I do enjoy keeping my memories about me. I'm a bit old fashioned in that way. I'm not concerned with having the latest thing, the latest designs in home fashion and decor. The pictures on my walls tell a story. I remember this or that, back when. I'm fortunate that I have some items that where in my home when I was growing up, things that have been with me my whole life. Old stuff and old people. I'm reminded that I'm old people too. I can't say when this penchant for old photographs and old artifacts began. I'm thinking it may have begun when I turned forty. That was a year that hit me pretty hard. The mid-life crisis thing, I guess. I had retired from the Navy by then and working for the town of Ridgeley. I wasn't in a position of authority anymore, a change for certain. I also remember going for a haircut and the barber, which was a woman, asking me if I wanted my eyebrows trimmed. I knew I was getting old at that very moment. I'm thinking that may be where it all began.

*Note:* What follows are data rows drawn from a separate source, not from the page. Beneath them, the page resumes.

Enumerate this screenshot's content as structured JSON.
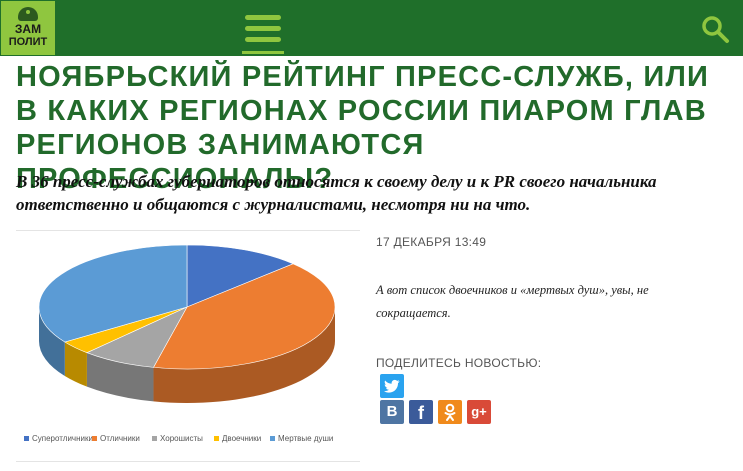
{
  "header": {
    "logo_line1": "ЗАМ",
    "logo_line2": "ПОЛИТ",
    "menu_icon": "hamburger-menu-icon",
    "search_icon": "search-icon",
    "colors": {
      "bar": "#1f6f2a",
      "accent": "#8fc63f"
    }
  },
  "article": {
    "title": "НОЯБРЬСКИЙ РЕЙТИНГ ПРЕСС-СЛУЖБ, ИЛИ В КАКИХ РЕГИОНАХ РОССИИ ПИАРОМ ГЛАВ РЕГИОНОВ ЗАНИМАЮТСЯ ПРОФЕССИОНАЛЫ?",
    "lead": "В 36 пресс-службах губернаторов относятся к своему делу и к PR своего начальника ответственно и общаются с журналистами, несмотря ни на что.",
    "date": "17 ДЕКАБРЯ 13:49",
    "quote": "А вот список двоечников и «мертвых душ», увы, не сокращается."
  },
  "share": {
    "title": "ПОДЕЛИТЕСЬ НОВОСТЬЮ:",
    "buttons": [
      {
        "icon": "twitter-icon"
      },
      {
        "icon": "vk-icon",
        "label": "В"
      },
      {
        "icon": "facebook-icon",
        "label": "f"
      },
      {
        "icon": "odnoklassniki-icon"
      },
      {
        "icon": "google-plus-icon",
        "label": "g+"
      }
    ]
  },
  "chart_data": {
    "type": "pie",
    "categories": [
      "Суперотличники",
      "Отличники",
      "Хорошисты",
      "Двоечники",
      "Мертвые души"
    ],
    "values": [
      14,
      45,
      9,
      4,
      38
    ],
    "colors": [
      "#4472c4",
      "#ed7d31",
      "#a5a5a5",
      "#ffc000",
      "#5b9bd5"
    ],
    "legend_position": "bottom",
    "style": "3d"
  }
}
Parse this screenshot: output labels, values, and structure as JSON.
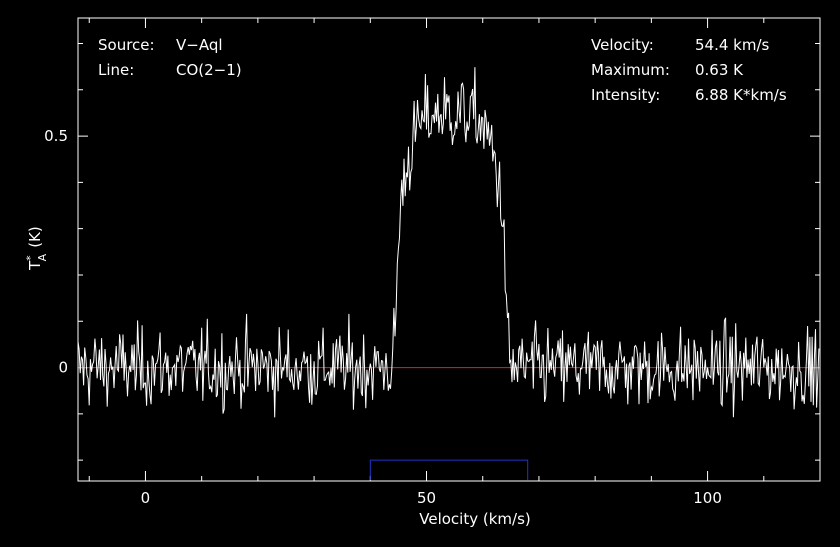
{
  "chart_data": {
    "type": "line",
    "xlabel": "Velocity (km/s)",
    "ylabel_main": "T",
    "ylabel_sub": "A",
    "ylabel_sup": "*",
    "ylabel_unit": "(K)",
    "xlim": [
      -12,
      120
    ],
    "ylim": [
      -0.245,
      0.755
    ],
    "x_ticks": [
      {
        "value": 0,
        "label": "0"
      },
      {
        "value": 50,
        "label": "50"
      },
      {
        "value": 100,
        "label": "100"
      }
    ],
    "y_ticks": [
      {
        "value": 0,
        "label": "0"
      },
      {
        "value": 0.5,
        "label": "0.5"
      }
    ],
    "baseline": {
      "value": 0,
      "color": "#dd2222"
    },
    "integration_window": {
      "x": [
        40,
        68
      ],
      "y": -0.2,
      "color": "#2233cc"
    },
    "info_left": [
      {
        "key": "Source:",
        "value": "V−Aql"
      },
      {
        "key": "Line:",
        "value": "CO(2−1)"
      }
    ],
    "info_right": [
      {
        "key": "Velocity:",
        "value": "54.4 km/s"
      },
      {
        "key": "Maximum:",
        "value": "0.63 K"
      },
      {
        "key": "Intensity:",
        "value": "6.88 K*km/s"
      }
    ],
    "line_profile": {
      "center": 54.4,
      "halfwidth": 9,
      "peak": 0.55
    },
    "noise": {
      "sigma": 0.06,
      "step": 0.2
    },
    "series": [
      {
        "color": "#ffffff"
      }
    ],
    "colors": {
      "axis": "#ffffff",
      "background": "#000000"
    }
  }
}
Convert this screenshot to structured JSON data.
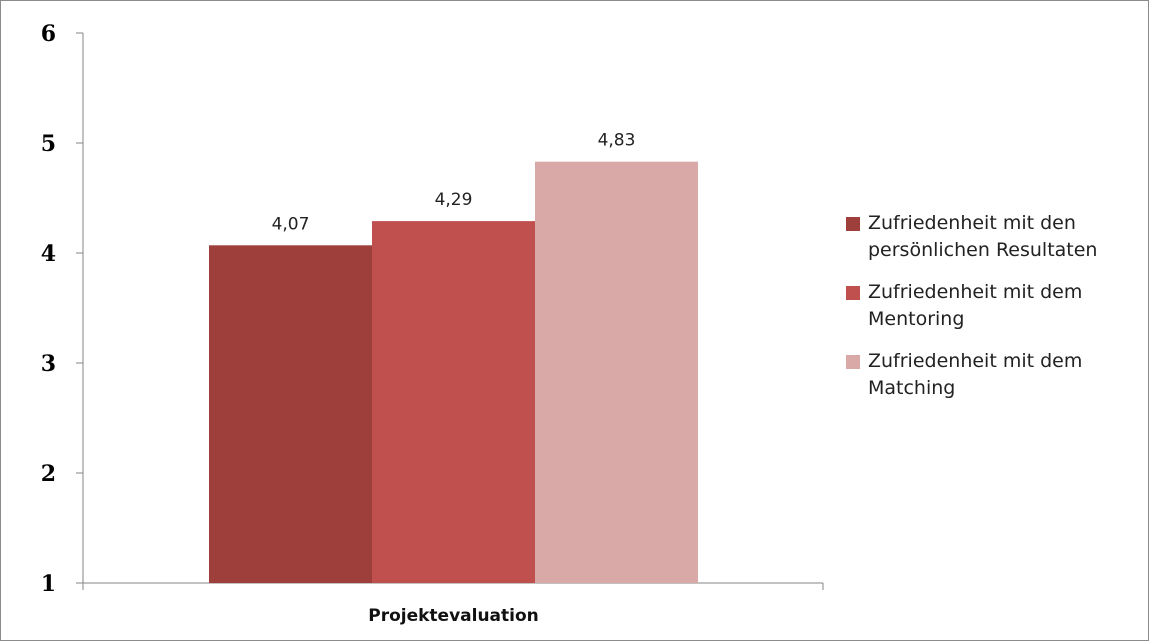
{
  "chart_data": {
    "type": "bar",
    "categories": [
      "Projektevaluation"
    ],
    "series": [
      {
        "name": "Zufriedenheit mit den persönlichen Resultaten",
        "values": [
          4.07
        ],
        "color": "#9e3f3c",
        "label": "4,07"
      },
      {
        "name": "Zufriedenheit mit dem Mentoring",
        "values": [
          4.29
        ],
        "color": "#c0504d",
        "label": "4,29"
      },
      {
        "name": "Zufriedenheit mit dem Matching",
        "values": [
          4.83
        ],
        "color": "#d9a9a8",
        "label": "4,83"
      }
    ],
    "yticks": [
      "1",
      "2",
      "3",
      "4",
      "5",
      "6"
    ],
    "ylim": [
      1,
      6
    ],
    "grid": false,
    "legend": "right"
  }
}
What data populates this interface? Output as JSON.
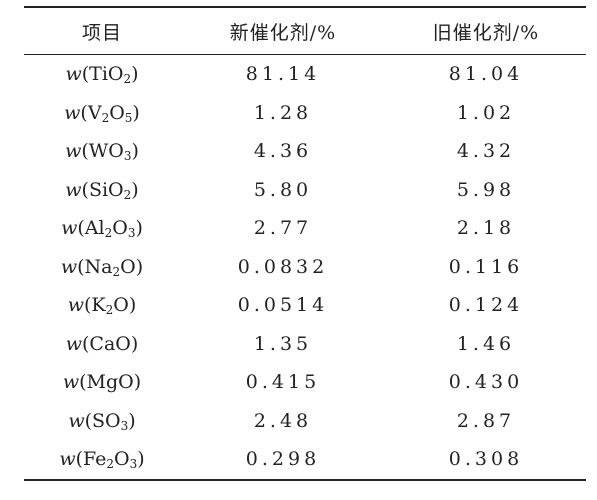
{
  "table": {
    "headers": [
      "项目",
      "新催化剂/%",
      "旧催化剂/%"
    ],
    "rows": [
      {
        "prefix": "w",
        "parts": [
          {
            "t": "TiO"
          },
          {
            "s": "2"
          }
        ],
        "new": "81.14",
        "old": "81.04"
      },
      {
        "prefix": "w",
        "parts": [
          {
            "t": "V"
          },
          {
            "s": "2"
          },
          {
            "t": "O"
          },
          {
            "s": "5"
          }
        ],
        "new": "1.28",
        "old": "1.02"
      },
      {
        "prefix": "w",
        "parts": [
          {
            "t": "WO"
          },
          {
            "s": "3"
          }
        ],
        "new": "4.36",
        "old": "4.32"
      },
      {
        "prefix": "w",
        "parts": [
          {
            "t": "SiO"
          },
          {
            "s": "2"
          }
        ],
        "new": "5.80",
        "old": "5.98"
      },
      {
        "prefix": "w",
        "parts": [
          {
            "t": "Al"
          },
          {
            "s": "2"
          },
          {
            "t": "O"
          },
          {
            "s": "3"
          }
        ],
        "new": "2.77",
        "old": "2.18"
      },
      {
        "prefix": "w",
        "parts": [
          {
            "t": "Na"
          },
          {
            "s": "2"
          },
          {
            "t": "O"
          }
        ],
        "new": "0.0832",
        "old": "0.116"
      },
      {
        "prefix": "w",
        "parts": [
          {
            "t": "K"
          },
          {
            "s": "2"
          },
          {
            "t": "O"
          }
        ],
        "new": "0.0514",
        "old": "0.124"
      },
      {
        "prefix": "w",
        "parts": [
          {
            "t": "CaO"
          }
        ],
        "new": "1.35",
        "old": "1.46"
      },
      {
        "prefix": "w",
        "parts": [
          {
            "t": "MgO"
          }
        ],
        "new": "0.415",
        "old": "0.430"
      },
      {
        "prefix": "w",
        "parts": [
          {
            "t": "SO"
          },
          {
            "s": "3"
          }
        ],
        "new": "2.48",
        "old": "2.87"
      },
      {
        "prefix": "w",
        "parts": [
          {
            "t": "Fe"
          },
          {
            "s": "2"
          },
          {
            "t": "O"
          },
          {
            "s": "3"
          }
        ],
        "new": "0.298",
        "old": "0.308"
      }
    ]
  }
}
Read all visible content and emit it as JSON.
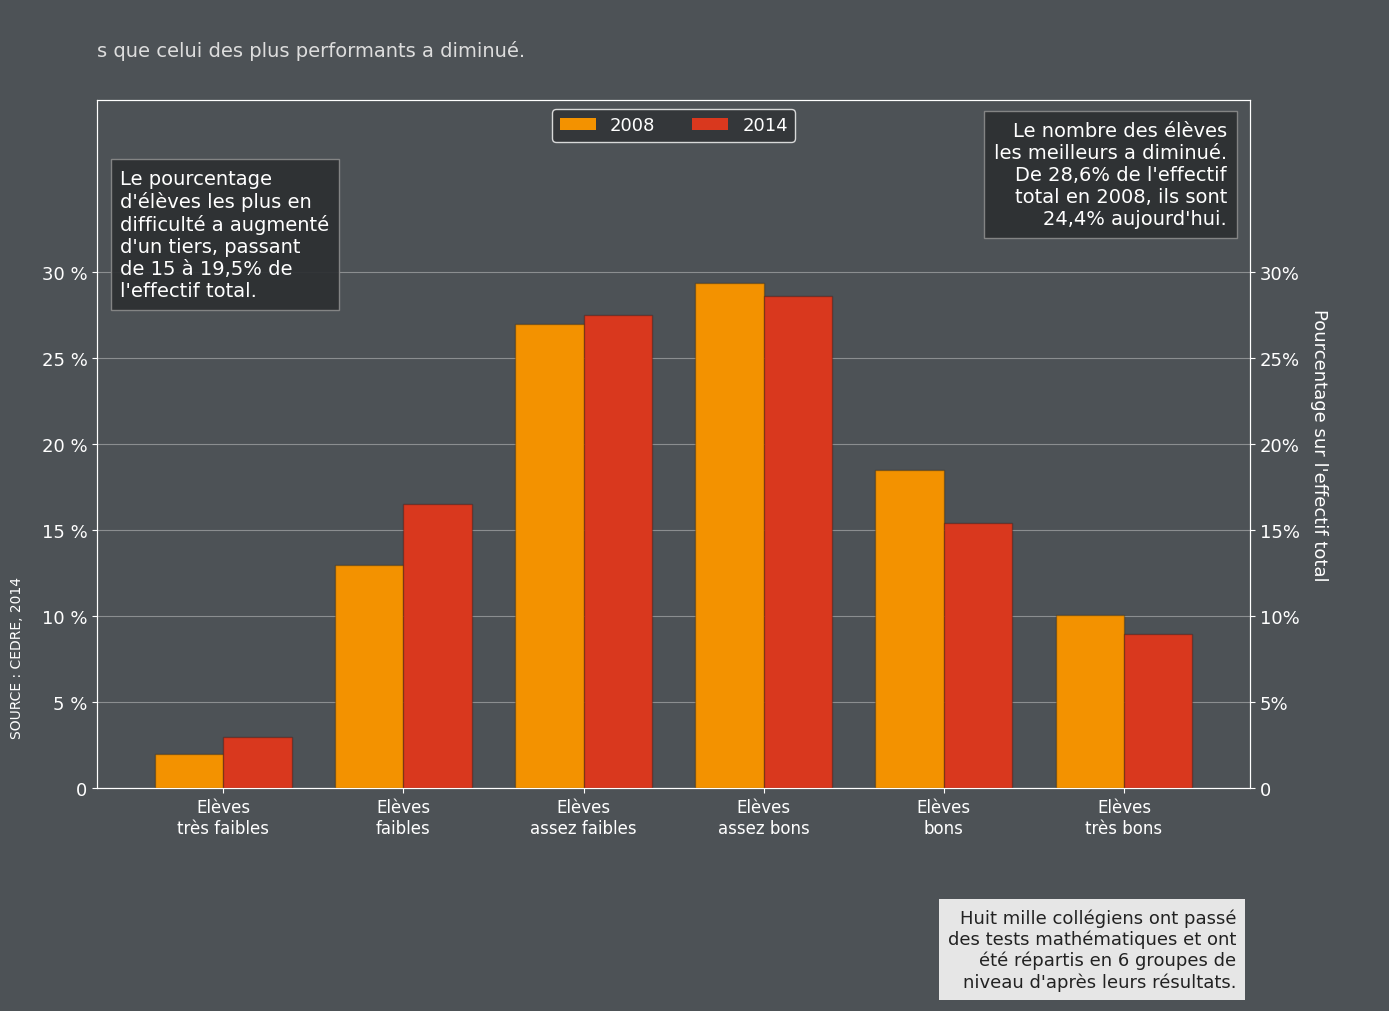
{
  "chart_data": {
    "type": "bar",
    "subtitle": "s que celui des plus performants a diminué.",
    "categories": [
      "Elèves\ntrès faibles",
      "Elèves\nfaibles",
      "Elèves\nassez faibles",
      "Elèves\nassez bons",
      "Elèves\nbons",
      "Elèves\ntrès bons"
    ],
    "series": [
      {
        "name": "2008",
        "color": "#f39200",
        "values": [
          2.0,
          13.0,
          27.0,
          29.4,
          18.5,
          10.1
        ]
      },
      {
        "name": "2014",
        "color": "#d9381e",
        "values": [
          3.0,
          16.5,
          27.5,
          28.6,
          15.4,
          9.0
        ]
      }
    ],
    "ylim": [
      0,
      40
    ],
    "yticks": [
      0,
      {
        "value": 5,
        "label": "5 %"
      },
      {
        "value": 10,
        "label": "10 %"
      },
      {
        "value": 15,
        "label": "15 %"
      },
      {
        "value": 20,
        "label": "20 %"
      },
      {
        "value": 25,
        "label": "25 %"
      },
      {
        "value": 30,
        "label": "30 %"
      }
    ],
    "y2lim": [
      0,
      40
    ],
    "y2ticks": [
      0,
      {
        "value": 5,
        "label": "5%"
      },
      {
        "value": 10,
        "label": "10%"
      },
      {
        "value": 15,
        "label": "15%"
      },
      {
        "value": 20,
        "label": "20%"
      },
      {
        "value": 25,
        "label": "25%"
      },
      {
        "value": 30,
        "label": "30%"
      }
    ],
    "y2_label": "Pourcentage sur l'effectif total",
    "legend": "upper center",
    "grid": true,
    "annotations": [
      "Le pourcentage\nd'élèves les plus en\ndifficulté a augmenté\nd'un tiers, passant\nde 15 à 19,5% de\nl'effectif total.",
      "Le nombre des élèves\nles meilleurs a diminué.\nDe 28,6% de l'effectif\ntotal en 2008, ils sont\n24,4% aujourd'hui.",
      "Huit mille collégiens ont passé\ndes tests mathématiques et ont\nété répartis en 6 groupes de\nniveau d'après leurs résultats."
    ],
    "source": "SOURCE : CEDRE, 2014"
  }
}
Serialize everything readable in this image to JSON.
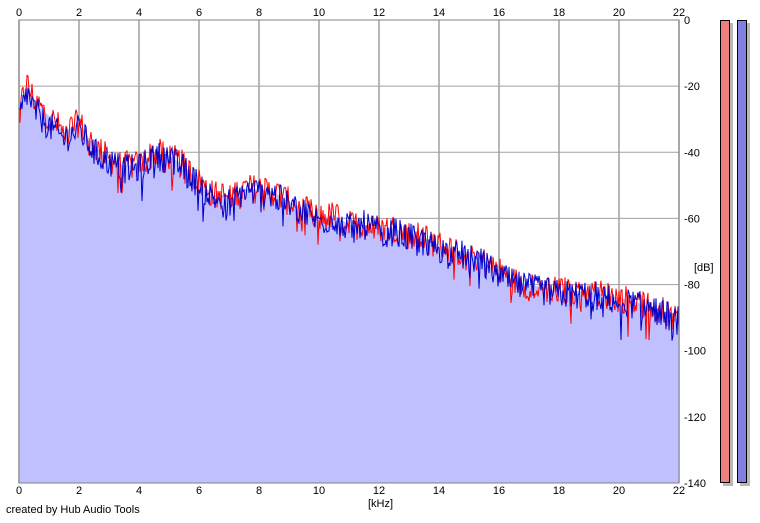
{
  "chart_data": {
    "type": "area",
    "title": "",
    "xlabel": "[kHz]",
    "ylabel": "[dB]",
    "xlim": [
      0,
      22
    ],
    "ylim": [
      -140,
      0
    ],
    "x_ticks": [
      0,
      2,
      4,
      6,
      8,
      10,
      12,
      14,
      16,
      18,
      20,
      22
    ],
    "y_ticks": [
      0,
      -20,
      -40,
      -60,
      -80,
      -100,
      -120,
      -140
    ],
    "grid": true,
    "fill_color": "#c0c0ff",
    "series": [
      {
        "color": "#ff0000",
        "x": [
          0,
          0.25,
          0.5,
          0.75,
          1,
          1.5,
          2,
          2.5,
          3,
          3.5,
          4,
          4.5,
          5,
          5.5,
          6,
          6.5,
          7,
          7.5,
          8,
          8.5,
          9,
          9.5,
          10,
          10.5,
          11,
          11.5,
          12,
          12.5,
          13,
          13.5,
          14,
          14.5,
          15,
          15.5,
          16,
          16.5,
          17,
          17.5,
          18,
          18.5,
          19,
          19.5,
          20,
          20.5,
          21,
          21.5,
          22
        ],
        "values": [
          -28,
          -19,
          -24,
          -27,
          -29,
          -34,
          -31,
          -38,
          -42,
          -44,
          -44,
          -40,
          -41,
          -44,
          -49,
          -53,
          -53,
          -51,
          -51,
          -52,
          -55,
          -57,
          -60,
          -59,
          -62,
          -62,
          -63,
          -63,
          -65,
          -66,
          -68,
          -70,
          -70,
          -73,
          -76,
          -79,
          -80,
          -81,
          -82,
          -82,
          -82,
          -83,
          -84,
          -85,
          -87,
          -88,
          -92
        ]
      },
      {
        "color": "#0000cc",
        "x": [
          0,
          0.25,
          0.5,
          0.75,
          1,
          1.5,
          2,
          2.5,
          3,
          3.5,
          4,
          4.5,
          5,
          5.5,
          6,
          6.5,
          7,
          7.5,
          8,
          8.5,
          9,
          9.5,
          10,
          10.5,
          11,
          11.5,
          12,
          12.5,
          13,
          13.5,
          14,
          14.5,
          15,
          15.5,
          16,
          16.5,
          17,
          17.5,
          18,
          18.5,
          19,
          19.5,
          20,
          20.5,
          21,
          21.5,
          22
        ],
        "values": [
          -30,
          -22,
          -27,
          -30,
          -32,
          -36,
          -33,
          -40,
          -43,
          -45,
          -45,
          -41,
          -42,
          -45,
          -50,
          -54,
          -55,
          -52,
          -52,
          -53,
          -56,
          -58,
          -61,
          -60,
          -63,
          -62,
          -64,
          -64,
          -66,
          -67,
          -69,
          -71,
          -71,
          -74,
          -77,
          -80,
          -81,
          -82,
          -83,
          -83,
          -83,
          -84,
          -85,
          -86,
          -87,
          -89,
          -91
        ]
      }
    ]
  },
  "meters": [
    {
      "color": "#f08080"
    },
    {
      "color": "#8080e0"
    }
  ],
  "credit": "created by Hub Audio Tools"
}
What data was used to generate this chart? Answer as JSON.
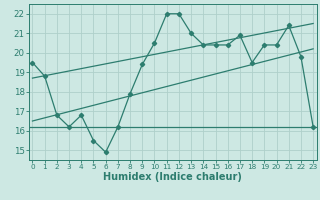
{
  "x": [
    0,
    1,
    2,
    3,
    4,
    5,
    6,
    7,
    8,
    9,
    10,
    11,
    12,
    13,
    14,
    15,
    16,
    17,
    18,
    19,
    20,
    21,
    22,
    23
  ],
  "y": [
    19.5,
    18.8,
    16.8,
    16.2,
    16.8,
    15.5,
    14.9,
    16.2,
    17.9,
    19.4,
    20.5,
    22.0,
    22.0,
    21.0,
    20.4,
    20.4,
    20.4,
    20.9,
    19.5,
    20.4,
    20.4,
    21.4,
    19.8,
    16.2
  ],
  "hline_y": 16.2,
  "trend1_x": [
    0,
    23
  ],
  "trend1_y": [
    16.5,
    20.2
  ],
  "trend2_x": [
    0,
    23
  ],
  "trend2_y": [
    18.7,
    21.5
  ],
  "xlim": [
    -0.3,
    23.3
  ],
  "ylim": [
    14.5,
    22.5
  ],
  "yticks": [
    15,
    16,
    17,
    18,
    19,
    20,
    21,
    22
  ],
  "xticks": [
    0,
    1,
    2,
    3,
    4,
    5,
    6,
    7,
    8,
    9,
    10,
    11,
    12,
    13,
    14,
    15,
    16,
    17,
    18,
    19,
    20,
    21,
    22,
    23
  ],
  "xlabel": "Humidex (Indice chaleur)",
  "line_color": "#2d7d6f",
  "bg_color": "#cde8e3",
  "grid_color": "#afd0ca",
  "x_tick_fontsize": 5.2,
  "y_tick_fontsize": 6.2,
  "xlabel_fontsize": 7.0
}
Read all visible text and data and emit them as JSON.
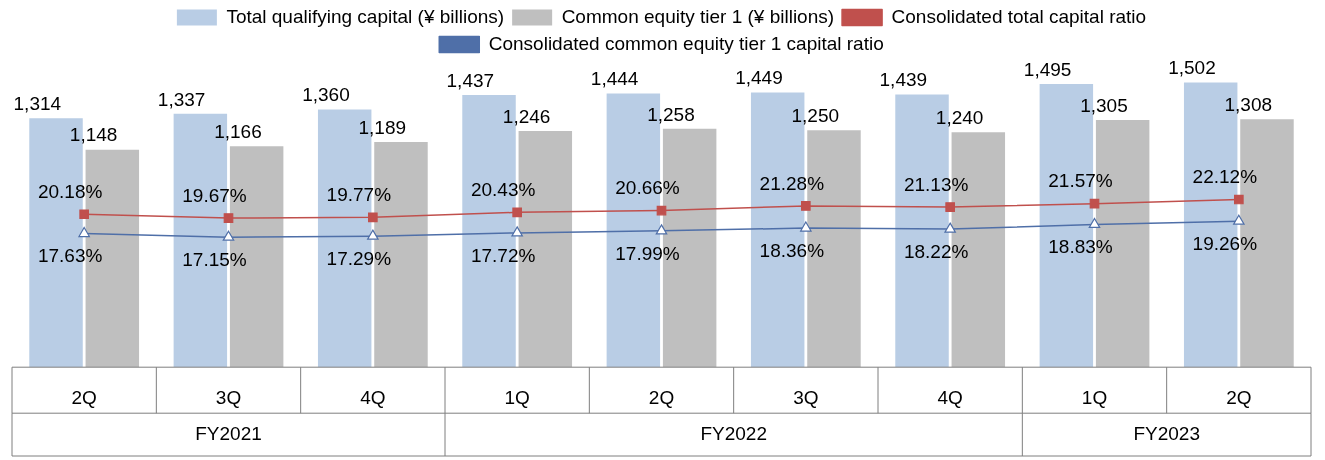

And now I'm thinking it may be time to drag out some old photographs from my younger years. Photographs from the 1900's. Yes, the 1900's. Memories from a century past. I don't have many pictures like that around at all. Like when I was younger, I didn't want those pictures about, they are embarrassing. I'm thinking I'm over that and they would be a source of conversation and of laughter these days. It's good when you can laugh about the past, just remember the good times and laugh about the bad. The vast majority of photographs we have are of the good times, seldom are the bad photographed. The Victorians explored that by taking pictures of their deceased relatives! I was told that my Great Uncle Fred did just that, taking a photograph of his sister after her passing. I don't know whatever happened to that picture but I'm just as glad I don't have that. But if I start doing that, I will have to take down some of those "old" people my granddaughter mentioned. And that is how we get replaced over time. I'm certain not one of those old people would agree to that, to being replaced, we all want to be remembered. I just can't bring myself to do that yet. I'm not ready to replace the past.